Schloff’s photographic work explores how we live in the present and past simultaneously. Sa has exhibited at The Arts Club of Washington, DC; Portland Museum of Art, Maine; Museum of Contemporary Photography; Houston Center for Photography; Smith College Art Museum, among others. Sa’s images have been published in The New Yorker and Harper’s and Bomb Magazine. She has won a Chicago Arts Assistance Grant; a LEF Artist’s Grant; St. Botolph Foundation Grant; two faculty grants from Maine College of Art and a part-time faculty grant from Columbia College. She received her MFA in photography from the School of the Art Institute and teaches photography at Columbia College, Chicago. Sa Lives in Chicago with her husband and two children.

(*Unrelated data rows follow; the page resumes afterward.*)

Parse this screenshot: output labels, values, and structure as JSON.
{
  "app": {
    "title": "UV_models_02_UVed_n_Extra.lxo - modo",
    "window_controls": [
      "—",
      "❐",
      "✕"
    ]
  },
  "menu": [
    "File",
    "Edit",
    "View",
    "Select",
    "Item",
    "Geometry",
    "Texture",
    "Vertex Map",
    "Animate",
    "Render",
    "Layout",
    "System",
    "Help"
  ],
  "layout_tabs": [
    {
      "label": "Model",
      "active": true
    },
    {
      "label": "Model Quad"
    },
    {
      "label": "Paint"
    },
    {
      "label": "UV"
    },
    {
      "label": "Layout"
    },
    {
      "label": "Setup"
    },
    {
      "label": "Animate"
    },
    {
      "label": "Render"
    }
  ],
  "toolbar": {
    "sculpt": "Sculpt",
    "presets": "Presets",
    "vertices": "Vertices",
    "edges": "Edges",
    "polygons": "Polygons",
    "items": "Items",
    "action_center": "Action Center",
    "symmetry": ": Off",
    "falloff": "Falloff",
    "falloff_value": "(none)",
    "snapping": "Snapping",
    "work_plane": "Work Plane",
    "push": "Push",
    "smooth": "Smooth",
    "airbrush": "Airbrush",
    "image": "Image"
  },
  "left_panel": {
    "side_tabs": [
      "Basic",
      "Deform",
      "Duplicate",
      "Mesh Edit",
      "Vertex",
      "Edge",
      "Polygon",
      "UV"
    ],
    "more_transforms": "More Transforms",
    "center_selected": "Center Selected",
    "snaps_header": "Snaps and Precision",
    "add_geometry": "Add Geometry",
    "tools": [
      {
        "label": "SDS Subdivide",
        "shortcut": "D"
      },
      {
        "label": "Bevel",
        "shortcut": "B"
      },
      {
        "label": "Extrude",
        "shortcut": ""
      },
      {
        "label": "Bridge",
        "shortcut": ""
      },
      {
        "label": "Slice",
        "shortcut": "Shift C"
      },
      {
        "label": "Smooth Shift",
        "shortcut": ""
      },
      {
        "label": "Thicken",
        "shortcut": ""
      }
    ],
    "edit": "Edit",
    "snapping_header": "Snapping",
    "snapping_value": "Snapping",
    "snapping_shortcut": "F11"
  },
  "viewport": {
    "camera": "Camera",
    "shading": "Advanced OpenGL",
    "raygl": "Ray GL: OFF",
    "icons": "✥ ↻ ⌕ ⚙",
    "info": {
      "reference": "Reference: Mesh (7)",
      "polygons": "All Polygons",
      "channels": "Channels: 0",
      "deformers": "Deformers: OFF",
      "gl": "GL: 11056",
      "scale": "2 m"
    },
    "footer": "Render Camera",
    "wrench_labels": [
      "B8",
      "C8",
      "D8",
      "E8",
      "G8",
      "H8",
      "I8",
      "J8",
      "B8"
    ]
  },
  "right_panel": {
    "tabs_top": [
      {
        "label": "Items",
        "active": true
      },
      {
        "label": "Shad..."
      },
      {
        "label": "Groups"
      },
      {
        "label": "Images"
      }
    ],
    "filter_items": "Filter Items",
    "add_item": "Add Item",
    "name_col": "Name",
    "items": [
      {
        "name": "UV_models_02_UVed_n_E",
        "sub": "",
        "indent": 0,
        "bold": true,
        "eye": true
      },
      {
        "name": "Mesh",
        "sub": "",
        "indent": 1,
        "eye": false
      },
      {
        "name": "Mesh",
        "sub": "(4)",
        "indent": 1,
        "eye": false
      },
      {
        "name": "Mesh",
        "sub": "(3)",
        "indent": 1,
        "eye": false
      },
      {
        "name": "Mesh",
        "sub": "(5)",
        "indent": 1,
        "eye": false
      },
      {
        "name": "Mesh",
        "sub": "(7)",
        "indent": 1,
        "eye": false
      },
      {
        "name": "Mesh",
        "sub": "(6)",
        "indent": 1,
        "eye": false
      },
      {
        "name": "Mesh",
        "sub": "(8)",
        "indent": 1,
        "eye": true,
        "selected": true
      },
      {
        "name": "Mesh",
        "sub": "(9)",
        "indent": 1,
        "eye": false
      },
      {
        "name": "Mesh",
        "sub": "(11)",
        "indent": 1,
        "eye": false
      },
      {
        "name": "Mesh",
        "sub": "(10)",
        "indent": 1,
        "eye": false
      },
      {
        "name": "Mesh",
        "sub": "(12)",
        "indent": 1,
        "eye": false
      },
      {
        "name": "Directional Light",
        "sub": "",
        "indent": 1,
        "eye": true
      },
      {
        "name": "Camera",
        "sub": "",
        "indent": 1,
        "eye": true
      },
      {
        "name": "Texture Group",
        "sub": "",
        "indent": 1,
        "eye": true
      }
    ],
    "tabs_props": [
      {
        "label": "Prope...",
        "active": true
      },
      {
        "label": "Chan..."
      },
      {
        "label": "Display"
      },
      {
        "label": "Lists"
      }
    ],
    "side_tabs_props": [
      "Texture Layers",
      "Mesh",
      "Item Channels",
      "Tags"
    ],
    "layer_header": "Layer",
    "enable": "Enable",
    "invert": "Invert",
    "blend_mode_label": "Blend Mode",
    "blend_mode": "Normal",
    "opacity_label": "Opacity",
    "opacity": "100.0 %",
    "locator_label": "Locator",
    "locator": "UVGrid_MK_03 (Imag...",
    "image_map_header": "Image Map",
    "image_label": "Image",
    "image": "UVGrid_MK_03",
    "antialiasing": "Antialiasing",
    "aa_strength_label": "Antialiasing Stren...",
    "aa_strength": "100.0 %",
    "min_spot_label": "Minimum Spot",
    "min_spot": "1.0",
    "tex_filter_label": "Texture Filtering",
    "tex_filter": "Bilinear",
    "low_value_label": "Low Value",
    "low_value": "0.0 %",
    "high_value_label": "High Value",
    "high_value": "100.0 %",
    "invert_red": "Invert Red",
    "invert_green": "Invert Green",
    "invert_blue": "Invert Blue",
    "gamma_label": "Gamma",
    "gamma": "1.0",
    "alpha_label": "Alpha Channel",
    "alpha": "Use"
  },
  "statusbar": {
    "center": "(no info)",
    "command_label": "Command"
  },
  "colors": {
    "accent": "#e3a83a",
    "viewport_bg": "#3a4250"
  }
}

Portrait by Devina Yoestong

Stories from Sa Schloff

Sa Schloff & Mather High School

Project Overview

I have spent many years photographing inside of schools, both the architecture and the students. In past years I photographed inside of Lane Tech, which is a coveted selective enrollment high school with an impressive, castle-like building and the largest student body in the state of Illinois.

CPS Lives paired me with Mather High School, located on the Northside of Chicago. Mather is a bit of a plain Jane compared to Lane. The building itself was originally a junior high school, built in the 1960s. It is fairly bland and each hallway looks the same. The students, however, are quite vibrant, hailing from many different countries. The school’s motto is ‘Celebrating Diversity’ and more than 75% of students speak a language other than English at home.

My project for CPS Lives is to highlight the diversity of students at Mather High School by making formal portraits of students in Ethnic clubs and other activities like actors in the school play or students who participate in Taekwondo. I am visually contrasting the students in their respective costumes against the institutional architecture of Mather. I have included a few examples in this application.

As part of our contract with CPS Lives, each artist has an exhibit at a public library in the community of the school in which he/she is working. I like the public nature of these community exhibits. I am hoping to use the windows of the recently shuttered Northtown Library as my ‘frames’. I want to create an exhibit that can be viewed by pedestrians and motorists passing by the library.

For my presentation, I want to make extra-large prints so the subjects take on a monumental scale. These kids are from the community surrounding the school and I want them to be seen.